A steady rain fell. Hikers from next door encouraged us to come to their group site which had a large, partial stone and wood enclosure. Other hikers soon joined us. Tony and I ate our Mountain House Breakfast Skillet dehydrated meal and felt the hot food warm us on the inside.
Standing in the chill with the thunder echoing throughout the canyon was beautiful. The gray rain fell in sheets. The rocky canyon walls glistened. Lightening flashed.
The chill of the wet air and the crowded enclosure persuaded us to return to our tent. Standing all day unable to do anything was not a fun proposition. Talking to people we did not know was interesting. Hikers in their element are the friendliest and kindest people versus their city counter parts.
Something about the city causes us to always be in a hurry. The noises of sirens and car horns, the rude awakening of an alarm reminding us of pending appointments, or the fast clip of others crossing the street and passing you with eyes averted that say, “I have my own wall that I don’t want you to cross.”
The second is this, You will love your neighbor as yourself. No other commandment is greater than these.” (Mark 12:31)
The rain did eventually stop while we sipped hot coffee at the Canteena at Phantom Ranch. Water dripped off of the leaves and eaves and the Bright Angel Creek roared, stirring up brown muck from the rising flood waters of higher elevations. Our muscles still ached and even a slight hill caused both of us to groan. We decided to walk and explore a place we have never seen—the Colorado River.
Two bridges cross the river—the Black and Silver bridge. We walked the Bright Angel Trail, climbed over the rivers rocky shores til we sat on its banks. The river is a beautiful sea green with strips of red-brown when the sun illuminates it. The bright Angel Trail crosses the Silver bridge while the Kaibab Trail crosses the Black bridge. When you walk the Silver bridge there are grates, and you feel the sway of the bridge and see the deadly beauty of the rivers powerful current far beneath your feet. You feel both secure and in danger at the same time. Life shouldn’t be lived in fear.
Say to those who are panicking:
“Be strong! Don’t fear!
Here’s your God,
coming with vengeance;
with divine retribution
God will come to save you.” (Isaiah 35:4)
Even standing on the Silver bridge, I forced myself to look down and face my fears. It takes a lot of effort to get here and moments you think reaching that goal is impossible. We are here, and I am so thankful.
It is now late afternoon. The rain comes in short spurts as I lay in the tent. I love how it spatters in symphony with the roar of the creek. There is no cell signal and my phone can’t access the internet. I have been out of contact with the rest of the world since Sunday morning.

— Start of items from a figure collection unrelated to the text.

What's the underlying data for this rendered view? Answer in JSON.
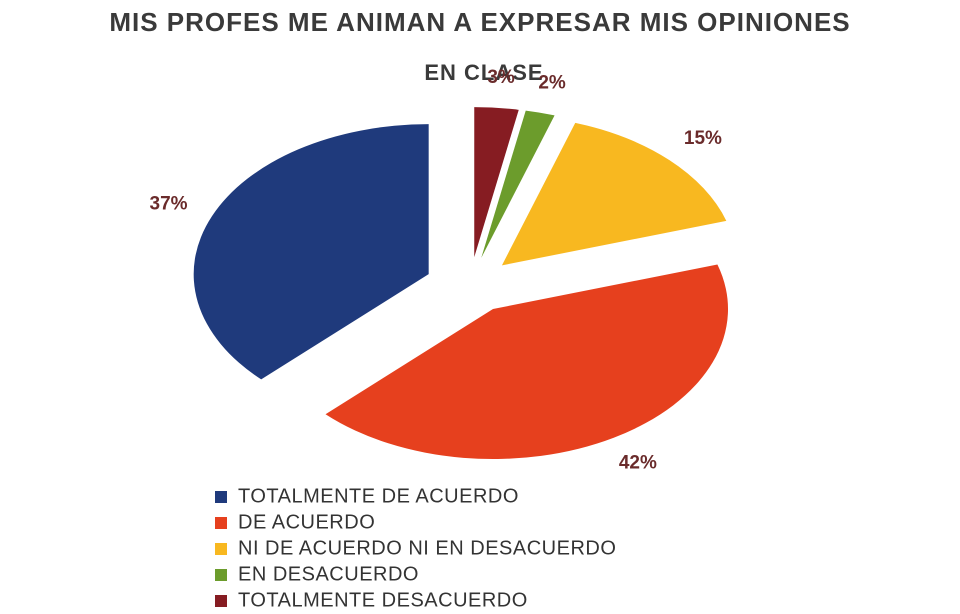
{
  "chart_data": {
    "type": "pie",
    "title": [
      "MIS PROFES ME ANIMAN A EXPRESAR MIS OPINIONES",
      "EN CLASE"
    ],
    "categories": [
      "TOTALMENTE DE ACUERDO",
      "DE ACUERDO",
      "NI DE ACUERDO NI EN DESACUERDO",
      "EN DESACUERDO",
      "TOTALMENTE DESACUERDO"
    ],
    "values": [
      37,
      42,
      15,
      2,
      3
    ],
    "value_labels": [
      "37%",
      "42%",
      "15%",
      "2%",
      "3%"
    ],
    "colors": [
      "#1f3a7c",
      "#e6401e",
      "#f8b820",
      "#6c9c2c",
      "#861c22"
    ],
    "legend": "bottom"
  }
}
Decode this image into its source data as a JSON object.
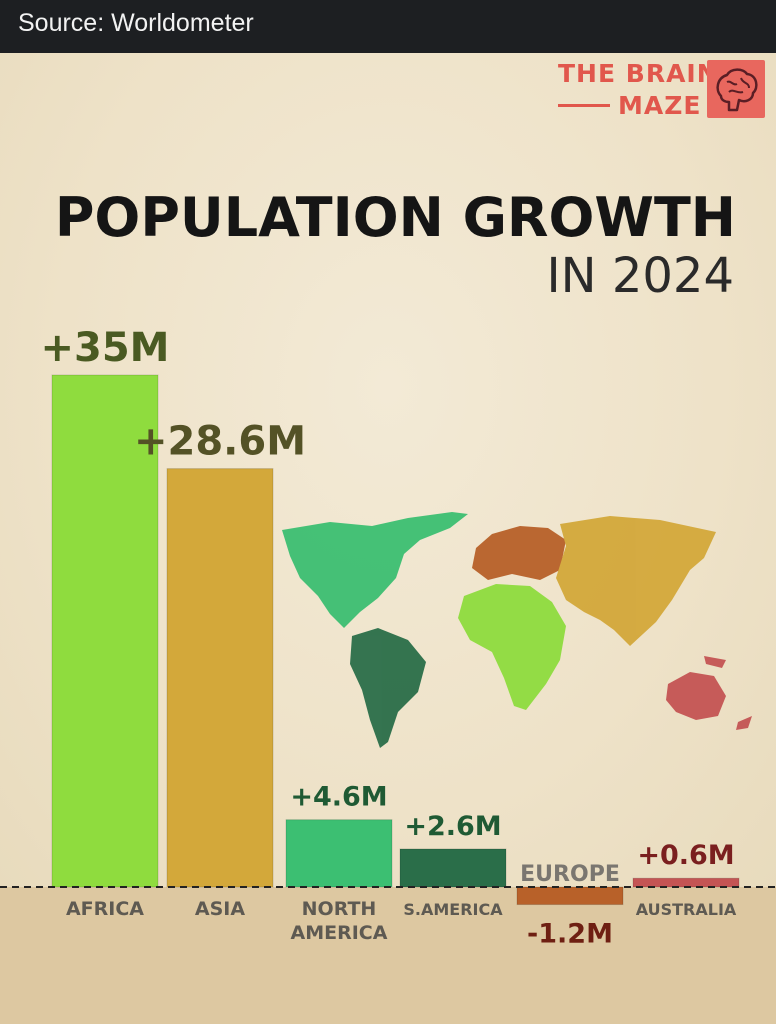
{
  "header": {
    "source": "Source: Worldometer"
  },
  "logo": {
    "line1": "THE BRAIN",
    "line2": "MAZE",
    "icon": "brain-icon",
    "color": "#e1574c"
  },
  "colors": {
    "africa": "#8fdc3e",
    "asia": "#d3a83a",
    "north_america": "#3cbf72",
    "south_america": "#2a6e49",
    "europe": "#b86129",
    "australia": "#c45454"
  },
  "chart_data": {
    "type": "bar",
    "title": "POPULATION GROWTH",
    "subtitle": "IN 2024",
    "categories": [
      "AFRICA",
      "ASIA",
      "NORTH AMERICA",
      "S.AMERICA",
      "EUROPE",
      "AUSTRALIA"
    ],
    "values": [
      35,
      28.6,
      4.6,
      2.6,
      -1.2,
      0.6
    ],
    "value_labels": [
      "+35M",
      "+28.6M",
      "+4.6M",
      "+2.6M",
      "-1.2M",
      "+0.6M"
    ],
    "unit": "M",
    "baseline": 0,
    "grid": false,
    "legend": "none",
    "colors": [
      "#8fdc3e",
      "#d3a83a",
      "#3cbf72",
      "#2a6e49",
      "#b86129",
      "#c45454"
    ],
    "label_colors": [
      "#4a5a22",
      "#545226",
      "#1f5a34",
      "#1f5a34",
      "#6e1f12",
      "#7a1f1f"
    ]
  }
}
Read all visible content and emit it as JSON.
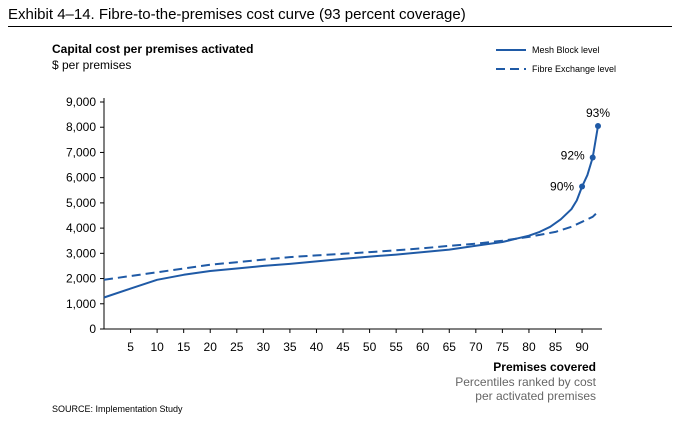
{
  "exhibit_title": "Exhibit 4–14. Fibre-to-the-premises cost curve (93 percent coverage)",
  "source": "SOURCE: Implementation Study",
  "colors": {
    "series": "#1f5aa6",
    "axis": "#000000",
    "muted": "#666666"
  },
  "chart_data": {
    "type": "line",
    "title": "",
    "ylabel": "Capital cost per premises activated",
    "yunit": "$ per premises",
    "xlabel": "Premises covered",
    "xsublabel": [
      "Percentiles ranked by cost",
      "per activated premises"
    ],
    "xlim": [
      0,
      93
    ],
    "ylim": [
      0,
      9000
    ],
    "yticks": [
      0,
      1000,
      2000,
      3000,
      4000,
      5000,
      6000,
      7000,
      8000,
      9000
    ],
    "ytick_labels": [
      "0",
      "1,000",
      "2,000",
      "3,000",
      "4,000",
      "5,000",
      "6,000",
      "7,000",
      "8,000",
      "9,000"
    ],
    "xticks": [
      5,
      10,
      15,
      20,
      25,
      30,
      35,
      40,
      45,
      50,
      55,
      60,
      65,
      70,
      75,
      80,
      85,
      90
    ],
    "xtick_labels": [
      "5",
      "10",
      "15",
      "20",
      "25",
      "30",
      "35",
      "40",
      "45",
      "50",
      "55",
      "60",
      "65",
      "70",
      "75",
      "80",
      "85",
      "90"
    ],
    "legend_position": "top-right",
    "series": [
      {
        "name": "Mesh Block level",
        "style": "solid",
        "x": [
          0,
          5,
          10,
          15,
          20,
          25,
          30,
          35,
          40,
          45,
          50,
          55,
          60,
          65,
          70,
          75,
          78,
          80,
          82,
          84,
          86,
          88,
          89,
          90,
          91,
          92,
          93
        ],
        "y": [
          1250,
          1600,
          1950,
          2150,
          2300,
          2400,
          2500,
          2580,
          2680,
          2780,
          2870,
          2950,
          3050,
          3150,
          3300,
          3450,
          3600,
          3700,
          3850,
          4050,
          4350,
          4750,
          5100,
          5650,
          6100,
          6800,
          8050
        ]
      },
      {
        "name": "Fibre Exchange level",
        "style": "dashed",
        "x": [
          0,
          5,
          10,
          15,
          20,
          25,
          30,
          35,
          40,
          45,
          50,
          55,
          60,
          65,
          70,
          75,
          80,
          85,
          88,
          90,
          92,
          93
        ],
        "y": [
          1950,
          2100,
          2250,
          2400,
          2550,
          2650,
          2750,
          2850,
          2920,
          2980,
          3050,
          3120,
          3200,
          3300,
          3380,
          3500,
          3650,
          3850,
          4050,
          4250,
          4450,
          4650
        ]
      }
    ],
    "annotations": [
      {
        "label": "90%",
        "x": 90,
        "y": 5650
      },
      {
        "label": "92%",
        "x": 92,
        "y": 6800
      },
      {
        "label": "93%",
        "x": 93,
        "y": 8050
      }
    ]
  }
}
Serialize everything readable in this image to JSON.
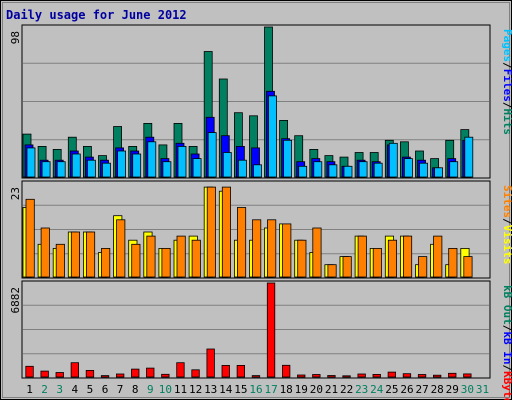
{
  "chart_data": {
    "type": "bar",
    "title": "Daily usage for June 2012",
    "categories": [
      "1",
      "2",
      "3",
      "4",
      "5",
      "6",
      "7",
      "8",
      "9",
      "10",
      "11",
      "12",
      "13",
      "14",
      "15",
      "16",
      "17",
      "18",
      "19",
      "20",
      "21",
      "22",
      "23",
      "24",
      "25",
      "26",
      "27",
      "28",
      "29",
      "30",
      "31"
    ],
    "weekend_days": [
      "2",
      "3",
      "9",
      "10",
      "16",
      "17",
      "23",
      "24",
      "30",
      "31"
    ],
    "colors": {
      "background": "#c0c0c0",
      "title": "#0000a0",
      "hits": "#008060",
      "files": "#0000ff",
      "pages": "#00c0ff",
      "visits": "#ffff00",
      "sites": "#ff8000",
      "kbytes": "#ff0000",
      "kbin": "#0000ff",
      "kbout": "#008060",
      "weekday_label": "#000000",
      "weekend_label": "#008060"
    },
    "panels": [
      {
        "id": "top",
        "max_label": "98",
        "ymax": 98,
        "legend": [
          {
            "text": "Hits",
            "color": "#008060"
          },
          {
            "text": "/",
            "color": "#000000"
          },
          {
            "text": "Files",
            "color": "#0000ff"
          },
          {
            "text": "/",
            "color": "#000000"
          },
          {
            "text": "Pages",
            "color": "#00c0ff"
          }
        ],
        "series": [
          {
            "key": "hits",
            "values": [
              28,
              20,
              18,
              26,
              20,
              14,
              33,
              20,
              35,
              21,
              35,
              20,
              82,
              64,
              42,
              40,
              98,
              37,
              27,
              18,
              14,
              13,
              16,
              16,
              24,
              23,
              17,
              12,
              24,
              31,
              0
            ]
          },
          {
            "key": "files",
            "values": [
              21,
              11,
              11,
              17,
              13,
              11,
              19,
              17,
              26,
              12,
              22,
              15,
              39,
              27,
              20,
              19,
              56,
              25,
              10,
              12,
              10,
              7,
              11,
              10,
              21,
              13,
              11,
              6,
              12,
              24,
              0
            ]
          },
          {
            "key": "pages",
            "values": [
              19,
              10,
              10,
              15,
              11,
              9,
              17,
              15,
              23,
              10,
              20,
              12,
              29,
              16,
              11,
              8,
              53,
              24,
              7,
              10,
              8,
              7,
              10,
              9,
              22,
              12,
              9,
              6,
              10,
              26,
              0
            ]
          }
        ]
      },
      {
        "id": "middle",
        "max_label": "23",
        "ymax": 23,
        "legend": [
          {
            "text": "Visits",
            "color": "#ffff00"
          },
          {
            "text": "/",
            "color": "#000000"
          },
          {
            "text": "Sites",
            "color": "#ff8000"
          }
        ],
        "series": [
          {
            "key": "visits",
            "values": [
              17,
              8,
              7,
              11,
              11,
              6,
              15,
              9,
              11,
              7,
              9,
              10,
              22,
              21,
              9,
              9,
              12,
              13,
              9,
              6,
              3,
              5,
              10,
              7,
              10,
              10,
              3,
              8,
              3,
              7,
              0
            ]
          },
          {
            "key": "sites",
            "values": [
              19,
              12,
              8,
              11,
              11,
              7,
              14,
              8,
              10,
              7,
              10,
              9,
              22,
              22,
              17,
              14,
              14,
              13,
              9,
              12,
              3,
              5,
              10,
              7,
              9,
              10,
              5,
              10,
              7,
              5,
              0
            ]
          }
        ]
      },
      {
        "id": "bottom",
        "max_label": "6882",
        "ymax": 6882,
        "legend": [
          {
            "text": "KBytes",
            "color": "#ff0000"
          },
          {
            "text": "/",
            "color": "#000000"
          },
          {
            "text": "kB In",
            "color": "#0000ff"
          },
          {
            "text": "/",
            "color": "#000000"
          },
          {
            "text": "kB Out",
            "color": "#008060"
          }
        ],
        "series": [
          {
            "key": "kbytes",
            "values": [
              780,
              430,
              330,
              1050,
              480,
              100,
              220,
              580,
              650,
              200,
              1050,
              530,
              2050,
              850,
              850,
              100,
              6882,
              860,
              150,
              180,
              110,
              90,
              220,
              190,
              360,
              240,
              180,
              130,
              270,
              230,
              0
            ]
          }
        ]
      }
    ]
  }
}
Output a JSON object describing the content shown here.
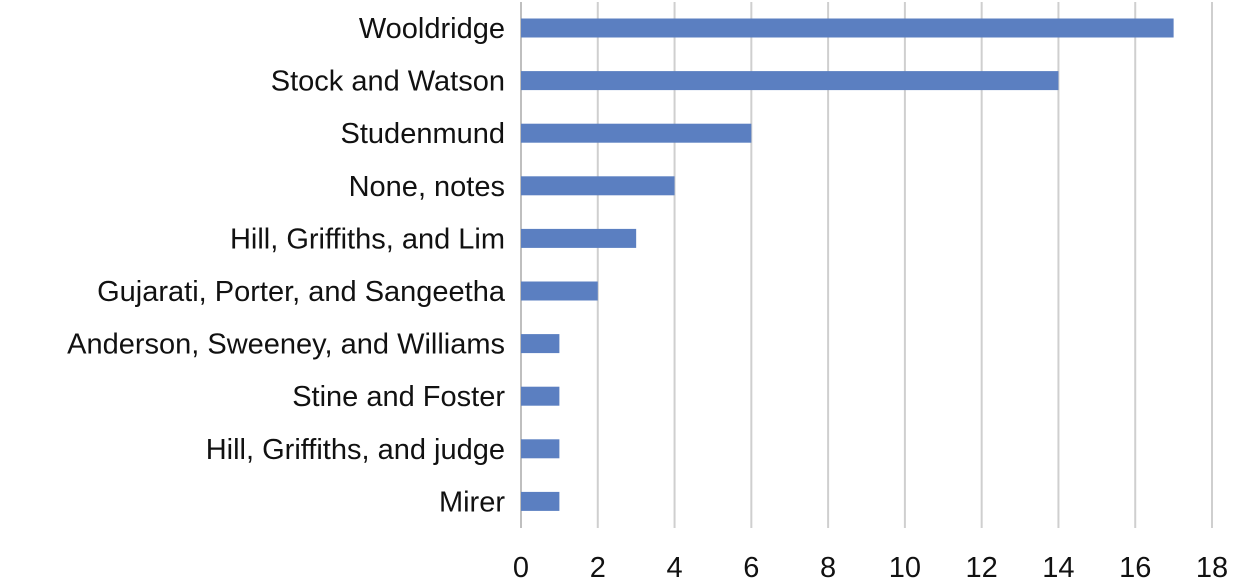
{
  "chart_data": {
    "type": "bar",
    "orientation": "horizontal",
    "categories": [
      "Wooldridge",
      "Stock and Watson",
      "Studenmund",
      "None, notes",
      "Hill, Griffiths, and Lim",
      "Gujarati, Porter, and Sangeetha",
      "Anderson, Sweeney, and Williams",
      "Stine and Foster",
      "Hill, Griffiths, and judge",
      "Mirer"
    ],
    "values": [
      17,
      14,
      6,
      4,
      3,
      2,
      1,
      1,
      1,
      1
    ],
    "xlim": [
      0,
      18
    ],
    "xticks": [
      0,
      2,
      4,
      6,
      8,
      10,
      12,
      14,
      16,
      18
    ],
    "grid": "vertical",
    "legend": "none",
    "bar_color": "#5b7fc1",
    "grid_color": "#cfcfcf"
  }
}
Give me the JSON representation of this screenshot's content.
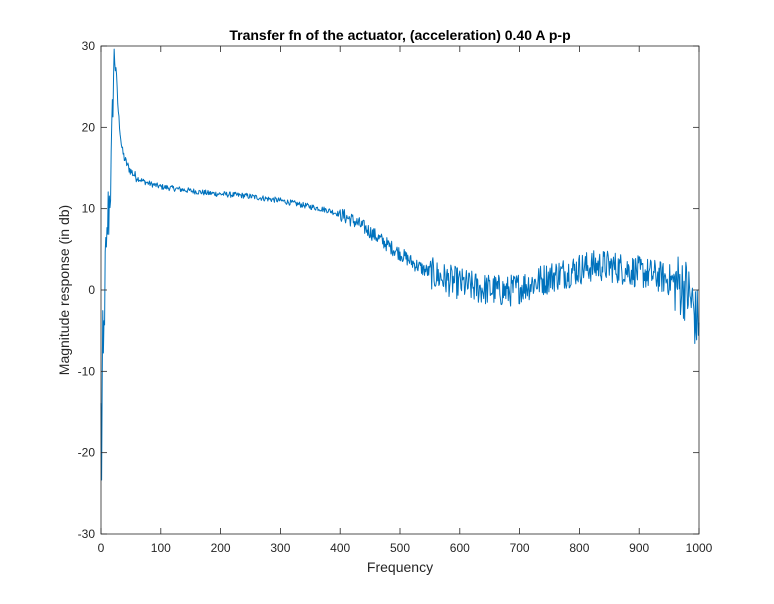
{
  "chart_data": {
    "type": "line",
    "title": "Transfer fn of the actuator, (acceleration) 0.40 A p-p",
    "xlabel": "Frequency",
    "ylabel": "Magnitude response (in db)",
    "xlim": [
      0,
      1000
    ],
    "ylim": [
      -30,
      30
    ],
    "xticks": [
      "0",
      "100",
      "200",
      "300",
      "400",
      "500",
      "600",
      "700",
      "800",
      "900",
      "1000"
    ],
    "yticks": [
      "-30",
      "-20",
      "-10",
      "0",
      "10",
      "20",
      "30"
    ],
    "grid": false,
    "box": true,
    "series": [
      {
        "color": "#0072BD",
        "x": [
          0,
          1,
          2,
          3,
          4,
          5,
          6,
          7,
          8,
          9,
          10,
          11,
          12,
          13,
          14,
          15,
          16,
          17,
          18,
          19,
          20,
          21,
          22,
          23,
          24,
          25,
          26,
          27,
          28,
          29,
          30,
          32,
          34,
          36,
          38,
          40,
          45,
          50,
          55,
          60,
          70,
          80,
          90,
          100,
          120,
          140,
          160,
          180,
          200,
          220,
          240,
          260,
          280,
          300,
          320,
          340,
          360,
          380,
          400,
          420,
          440,
          460,
          480,
          500,
          520,
          540,
          560,
          580,
          600,
          620,
          640,
          660,
          680,
          700,
          720,
          740,
          760,
          780,
          800,
          820,
          840,
          860,
          880,
          900,
          920,
          940,
          960,
          970,
          980,
          990,
          995,
          1000
        ],
        "y": [
          -15,
          -22,
          -12,
          -6,
          -9,
          -5,
          -2,
          2,
          5,
          3,
          6,
          8,
          10,
          9,
          11,
          12,
          13,
          15,
          18,
          21,
          24,
          26.5,
          28,
          28.8,
          28.5,
          27.5,
          26,
          24.5,
          23,
          22,
          21,
          19.5,
          18,
          17,
          16.5,
          16,
          15.2,
          14.6,
          14.2,
          13.8,
          13.4,
          13.1,
          12.9,
          12.7,
          12.5,
          12.3,
          12.1,
          11.9,
          11.8,
          11.7,
          11.6,
          11.4,
          11.2,
          11.0,
          10.7,
          10.4,
          10.1,
          9.8,
          9.3,
          8.6,
          7.7,
          6.6,
          5.5,
          4.5,
          3.4,
          2.5,
          1.8,
          1.2,
          0.8,
          0.4,
          0.1,
          0,
          -0.2,
          0.3,
          0.8,
          1.3,
          1.8,
          2.2,
          2.6,
          2.9,
          3.0,
          2.8,
          2.5,
          2.2,
          1.9,
          1.5,
          1.0,
          0.5,
          0,
          -2,
          -4,
          -3
        ]
      }
    ]
  }
}
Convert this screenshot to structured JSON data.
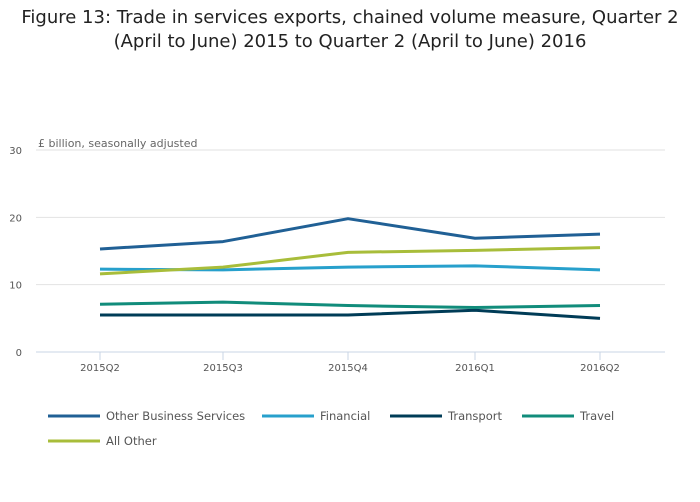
{
  "chart_data": {
    "type": "line",
    "title": "Figure 13: Trade in services exports, chained volume measure, Quarter 2 (April to June) 2015 to Quarter 2 (April to June) 2016",
    "ylabel": "£ billion, seasonally adjusted",
    "xlabel": "",
    "categories": [
      "2015Q2",
      "2015Q3",
      "2015Q4",
      "2016Q1",
      "2016Q2"
    ],
    "ylim": [
      0,
      30
    ],
    "yticks": [
      0,
      10,
      20,
      30
    ],
    "grid": true,
    "legend_position": "bottom",
    "series": [
      {
        "name": "Other Business Services",
        "color": "#206095",
        "values": [
          15.3,
          16.4,
          19.8,
          16.9,
          17.5
        ]
      },
      {
        "name": "Financial",
        "color": "#27a0cc",
        "values": [
          12.3,
          12.2,
          12.6,
          12.8,
          12.2
        ]
      },
      {
        "name": "Transport",
        "color": "#003c57",
        "values": [
          5.5,
          5.5,
          5.5,
          6.2,
          5.0
        ]
      },
      {
        "name": "Travel",
        "color": "#118c7b",
        "values": [
          7.1,
          7.4,
          6.9,
          6.6,
          6.9
        ]
      },
      {
        "name": "All Other",
        "color": "#a8bd3a",
        "values": [
          11.6,
          12.6,
          14.8,
          15.1,
          15.5
        ]
      }
    ]
  }
}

Being out of contact and unplugged is wonderful. There is a danger of becoming jaded in the online world so much so that you can become ineffective. You must take moments to be out of contact and refuel.
Signs of ineffectiveness:
- You don’t give the benefit of the doubt.
- When someone shares something, you judge it as narcissistic.
- You are short on patience.
- A loss of creativity and social blindness.
- Angry, impatient, and self-righteous.
The online world is just as real and fraught with dangers as the face-to-face world. To live fully as a Christian, we need to balance these worlds.